De plus, arriver en tant que vétérinaire accompli et assumé dans un internat, ou toute autre formation de 3ème cycle, inspire une forme de respect et parfois même un peu d’admiration. Pas de vanité mal placée ici, simplement un constat. En tant que praticien expérimenté, votre attitude d’apprenant est forcément différente. Vous n’êtes plus vu comme un étudiant prêt à tout accepter et assoiffé de connaissances, mais bien comme la consœur ou le confrère qui se lance dans un défi un peu hors normes.

Pour ma part, je ne crois pas que j’aurais pu supporter un internat en sortie d’école. Je crois que le rythme de travail, la pression et le reste m’auraient fait plier. Alors que 5 ans plus tard, j’avais gagné en assurance et je me sentais prête, ce qui, associé à une équipe en or et à des co-internes exceptionnels, a indéniablement permis à cette année d’être et de rester à mes yeux une année extraordinaire.

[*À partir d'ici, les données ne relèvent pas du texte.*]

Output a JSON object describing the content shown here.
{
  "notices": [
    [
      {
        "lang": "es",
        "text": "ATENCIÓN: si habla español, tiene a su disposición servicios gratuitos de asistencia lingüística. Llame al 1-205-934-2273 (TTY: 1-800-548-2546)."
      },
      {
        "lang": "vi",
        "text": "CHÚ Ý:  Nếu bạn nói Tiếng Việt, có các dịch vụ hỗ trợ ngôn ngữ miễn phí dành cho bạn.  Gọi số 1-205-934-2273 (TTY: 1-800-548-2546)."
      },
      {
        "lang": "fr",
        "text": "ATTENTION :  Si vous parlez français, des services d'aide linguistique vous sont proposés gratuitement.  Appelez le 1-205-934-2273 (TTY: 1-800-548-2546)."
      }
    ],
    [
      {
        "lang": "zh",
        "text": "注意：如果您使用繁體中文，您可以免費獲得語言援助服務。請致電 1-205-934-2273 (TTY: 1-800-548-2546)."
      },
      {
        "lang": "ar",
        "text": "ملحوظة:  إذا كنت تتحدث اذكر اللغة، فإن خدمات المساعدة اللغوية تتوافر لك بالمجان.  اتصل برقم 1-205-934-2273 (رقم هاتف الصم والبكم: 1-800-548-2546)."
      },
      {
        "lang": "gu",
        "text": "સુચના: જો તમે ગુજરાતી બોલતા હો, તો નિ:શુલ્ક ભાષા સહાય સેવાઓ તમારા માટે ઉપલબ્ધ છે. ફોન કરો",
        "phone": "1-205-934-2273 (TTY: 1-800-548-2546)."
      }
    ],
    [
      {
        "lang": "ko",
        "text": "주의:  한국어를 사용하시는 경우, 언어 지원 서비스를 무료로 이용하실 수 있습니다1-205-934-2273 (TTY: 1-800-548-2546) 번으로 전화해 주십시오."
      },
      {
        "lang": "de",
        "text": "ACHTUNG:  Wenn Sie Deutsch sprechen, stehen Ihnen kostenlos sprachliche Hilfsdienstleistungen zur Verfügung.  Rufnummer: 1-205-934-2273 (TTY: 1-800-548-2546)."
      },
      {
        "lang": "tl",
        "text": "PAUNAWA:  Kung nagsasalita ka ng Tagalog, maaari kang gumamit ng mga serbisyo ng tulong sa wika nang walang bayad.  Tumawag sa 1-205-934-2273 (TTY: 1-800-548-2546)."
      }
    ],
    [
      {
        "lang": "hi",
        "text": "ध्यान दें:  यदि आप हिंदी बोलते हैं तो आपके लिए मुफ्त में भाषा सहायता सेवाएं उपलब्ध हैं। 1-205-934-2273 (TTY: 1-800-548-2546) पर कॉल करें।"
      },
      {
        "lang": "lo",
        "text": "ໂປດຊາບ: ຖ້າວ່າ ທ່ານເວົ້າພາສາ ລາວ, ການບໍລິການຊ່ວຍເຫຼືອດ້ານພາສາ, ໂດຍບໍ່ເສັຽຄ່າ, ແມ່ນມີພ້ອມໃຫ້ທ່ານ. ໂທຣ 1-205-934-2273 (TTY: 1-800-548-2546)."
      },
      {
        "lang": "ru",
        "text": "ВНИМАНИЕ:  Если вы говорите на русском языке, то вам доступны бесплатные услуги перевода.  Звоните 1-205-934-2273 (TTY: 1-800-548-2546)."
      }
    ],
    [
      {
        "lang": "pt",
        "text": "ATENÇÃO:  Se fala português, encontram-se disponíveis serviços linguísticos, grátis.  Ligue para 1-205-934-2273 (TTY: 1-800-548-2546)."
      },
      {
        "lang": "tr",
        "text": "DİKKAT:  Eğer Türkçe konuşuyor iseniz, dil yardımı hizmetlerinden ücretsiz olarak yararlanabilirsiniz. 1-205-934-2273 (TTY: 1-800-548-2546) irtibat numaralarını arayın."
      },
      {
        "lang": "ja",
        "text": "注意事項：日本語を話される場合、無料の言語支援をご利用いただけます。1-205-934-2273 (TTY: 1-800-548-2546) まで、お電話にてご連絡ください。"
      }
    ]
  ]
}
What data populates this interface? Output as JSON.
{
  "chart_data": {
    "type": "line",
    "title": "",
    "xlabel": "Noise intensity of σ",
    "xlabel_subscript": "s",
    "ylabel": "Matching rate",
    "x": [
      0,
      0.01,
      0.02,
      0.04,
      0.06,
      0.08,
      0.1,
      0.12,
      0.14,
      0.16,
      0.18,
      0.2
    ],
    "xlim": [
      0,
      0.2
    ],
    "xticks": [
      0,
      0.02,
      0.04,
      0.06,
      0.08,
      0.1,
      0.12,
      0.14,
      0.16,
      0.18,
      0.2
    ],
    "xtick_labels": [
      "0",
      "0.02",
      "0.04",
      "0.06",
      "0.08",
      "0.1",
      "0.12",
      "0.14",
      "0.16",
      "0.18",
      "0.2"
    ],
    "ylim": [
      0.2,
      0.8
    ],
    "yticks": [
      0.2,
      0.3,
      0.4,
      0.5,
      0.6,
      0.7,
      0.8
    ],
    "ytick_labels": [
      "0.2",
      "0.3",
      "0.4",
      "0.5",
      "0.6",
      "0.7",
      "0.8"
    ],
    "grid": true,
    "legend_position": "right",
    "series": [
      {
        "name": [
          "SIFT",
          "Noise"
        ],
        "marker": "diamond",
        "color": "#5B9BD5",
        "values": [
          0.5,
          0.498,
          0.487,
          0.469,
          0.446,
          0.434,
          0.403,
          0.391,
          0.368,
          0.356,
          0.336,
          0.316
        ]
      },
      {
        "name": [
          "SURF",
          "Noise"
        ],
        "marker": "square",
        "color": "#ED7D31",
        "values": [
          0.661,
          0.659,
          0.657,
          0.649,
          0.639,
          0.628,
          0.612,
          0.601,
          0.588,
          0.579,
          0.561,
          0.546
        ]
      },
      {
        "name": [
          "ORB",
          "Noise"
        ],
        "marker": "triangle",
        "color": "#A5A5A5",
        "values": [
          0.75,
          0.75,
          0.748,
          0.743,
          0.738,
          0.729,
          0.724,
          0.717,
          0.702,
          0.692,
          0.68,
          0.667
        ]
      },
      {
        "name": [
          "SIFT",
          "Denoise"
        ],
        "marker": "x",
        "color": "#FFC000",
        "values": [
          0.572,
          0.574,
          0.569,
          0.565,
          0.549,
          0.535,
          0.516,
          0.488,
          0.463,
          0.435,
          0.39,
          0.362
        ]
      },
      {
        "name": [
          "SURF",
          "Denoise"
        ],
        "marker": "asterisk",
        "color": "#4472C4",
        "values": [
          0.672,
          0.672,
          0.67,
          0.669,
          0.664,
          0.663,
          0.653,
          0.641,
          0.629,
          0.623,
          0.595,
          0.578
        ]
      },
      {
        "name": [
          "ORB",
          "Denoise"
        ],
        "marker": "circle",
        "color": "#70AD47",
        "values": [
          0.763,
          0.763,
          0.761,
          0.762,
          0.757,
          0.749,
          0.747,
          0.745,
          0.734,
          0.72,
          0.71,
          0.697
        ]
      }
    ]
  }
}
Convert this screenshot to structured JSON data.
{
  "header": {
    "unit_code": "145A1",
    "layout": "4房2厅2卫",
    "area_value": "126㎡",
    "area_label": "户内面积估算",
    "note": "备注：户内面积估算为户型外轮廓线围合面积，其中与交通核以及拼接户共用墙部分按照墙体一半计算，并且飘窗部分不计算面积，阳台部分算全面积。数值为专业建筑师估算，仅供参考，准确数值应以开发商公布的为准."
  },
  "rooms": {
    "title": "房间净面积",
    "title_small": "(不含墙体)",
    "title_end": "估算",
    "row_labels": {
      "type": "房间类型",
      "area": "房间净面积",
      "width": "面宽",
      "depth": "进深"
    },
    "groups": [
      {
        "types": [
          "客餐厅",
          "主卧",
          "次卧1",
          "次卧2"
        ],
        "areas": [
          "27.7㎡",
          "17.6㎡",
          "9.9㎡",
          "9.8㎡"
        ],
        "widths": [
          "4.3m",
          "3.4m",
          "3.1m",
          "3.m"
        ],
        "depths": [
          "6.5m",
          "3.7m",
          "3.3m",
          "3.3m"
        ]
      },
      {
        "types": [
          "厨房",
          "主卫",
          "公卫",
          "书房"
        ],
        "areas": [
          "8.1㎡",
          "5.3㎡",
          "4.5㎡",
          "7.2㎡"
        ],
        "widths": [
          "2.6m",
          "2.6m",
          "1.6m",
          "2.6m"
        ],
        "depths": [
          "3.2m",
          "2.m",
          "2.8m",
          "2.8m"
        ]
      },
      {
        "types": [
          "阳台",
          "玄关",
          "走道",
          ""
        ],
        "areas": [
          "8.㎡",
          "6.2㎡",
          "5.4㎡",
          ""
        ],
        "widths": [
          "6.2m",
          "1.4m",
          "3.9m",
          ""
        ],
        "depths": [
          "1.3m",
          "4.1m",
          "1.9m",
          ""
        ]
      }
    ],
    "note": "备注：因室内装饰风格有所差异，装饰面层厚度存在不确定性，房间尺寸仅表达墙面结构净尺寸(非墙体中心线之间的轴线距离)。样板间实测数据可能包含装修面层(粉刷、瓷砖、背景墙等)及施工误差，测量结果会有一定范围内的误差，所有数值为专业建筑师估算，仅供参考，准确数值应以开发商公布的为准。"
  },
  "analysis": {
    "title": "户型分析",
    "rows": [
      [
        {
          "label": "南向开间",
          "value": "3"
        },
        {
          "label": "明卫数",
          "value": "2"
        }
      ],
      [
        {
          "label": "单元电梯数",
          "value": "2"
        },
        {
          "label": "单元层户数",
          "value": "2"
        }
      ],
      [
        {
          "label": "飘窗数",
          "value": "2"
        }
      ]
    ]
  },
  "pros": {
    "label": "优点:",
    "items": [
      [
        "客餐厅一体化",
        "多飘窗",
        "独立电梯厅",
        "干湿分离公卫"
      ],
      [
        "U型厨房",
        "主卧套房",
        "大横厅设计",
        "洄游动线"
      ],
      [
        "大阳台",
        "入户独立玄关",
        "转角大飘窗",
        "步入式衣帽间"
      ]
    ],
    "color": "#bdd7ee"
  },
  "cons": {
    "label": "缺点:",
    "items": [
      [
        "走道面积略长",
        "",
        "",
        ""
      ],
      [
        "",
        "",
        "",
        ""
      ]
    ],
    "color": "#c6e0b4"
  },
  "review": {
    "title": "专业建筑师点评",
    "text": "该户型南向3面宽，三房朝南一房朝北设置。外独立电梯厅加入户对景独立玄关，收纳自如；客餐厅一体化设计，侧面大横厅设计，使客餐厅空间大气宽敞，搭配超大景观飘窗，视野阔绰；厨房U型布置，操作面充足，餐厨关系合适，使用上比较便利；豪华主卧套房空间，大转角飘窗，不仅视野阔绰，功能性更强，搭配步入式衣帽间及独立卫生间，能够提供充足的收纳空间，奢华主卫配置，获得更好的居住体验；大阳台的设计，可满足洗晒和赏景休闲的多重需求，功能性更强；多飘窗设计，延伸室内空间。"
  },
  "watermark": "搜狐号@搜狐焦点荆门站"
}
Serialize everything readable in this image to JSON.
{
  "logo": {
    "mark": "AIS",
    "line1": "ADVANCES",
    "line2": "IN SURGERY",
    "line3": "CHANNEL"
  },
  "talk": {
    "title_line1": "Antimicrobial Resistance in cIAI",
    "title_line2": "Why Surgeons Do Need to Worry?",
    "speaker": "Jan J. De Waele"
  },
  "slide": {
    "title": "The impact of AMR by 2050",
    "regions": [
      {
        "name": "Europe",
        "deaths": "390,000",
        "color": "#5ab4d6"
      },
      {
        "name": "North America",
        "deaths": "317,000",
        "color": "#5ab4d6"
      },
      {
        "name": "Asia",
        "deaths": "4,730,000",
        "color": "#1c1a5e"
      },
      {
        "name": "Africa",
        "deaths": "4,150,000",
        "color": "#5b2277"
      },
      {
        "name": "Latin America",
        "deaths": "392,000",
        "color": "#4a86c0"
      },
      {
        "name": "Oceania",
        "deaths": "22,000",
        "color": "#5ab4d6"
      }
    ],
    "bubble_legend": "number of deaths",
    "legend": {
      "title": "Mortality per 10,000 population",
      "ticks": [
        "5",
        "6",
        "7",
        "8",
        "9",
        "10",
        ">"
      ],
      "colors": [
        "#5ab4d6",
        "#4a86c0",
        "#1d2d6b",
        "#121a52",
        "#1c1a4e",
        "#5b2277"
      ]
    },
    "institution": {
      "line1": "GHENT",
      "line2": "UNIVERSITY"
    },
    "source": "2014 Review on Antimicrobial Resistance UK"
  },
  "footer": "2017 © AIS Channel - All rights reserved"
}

Et concernant mon CEAV me direz-vous ? Là aussi, les hasards de la vie. Pour des raisons de santé, la pratique m’est devenue difficile. Après en avoir fait le deuil, il a fallu trouver d’autres options. Et parmi d’autres choses, je me suis lancée dans un CEAV d’éthologie appliquée et clinique, un vieux rêve. Cette fois, il y avait des consœurs et un confrère de tous âges mais malgré tout, tous plus jeunes que moi. Ma principale difficulté a été le rythme. A 40 ans, étudier de longues heures plusieurs soirs de suite pendant que mes enfants dormaient n’a pas été chose facile. Mais une fois encore, aborder cette formation avec maturité a été, de mon point de vue, une vraie force.


Ce que je retiens de mon parcours quelque peu atypique, c’est qu’il existe bien des façons de construire une carrière. Qu’un internat reste possible au-delà de la sortie de l’école, que l’on peut se lancer des défis à tout moment de notre vie, quand le moment nous paraît opportun. En fait, ce que je crois profondément, c’est que ce qui rend une expérience professionnelle bénéfique, c’est surtout de rencontrer les bonnes personnes et de tomber aux bons endroits.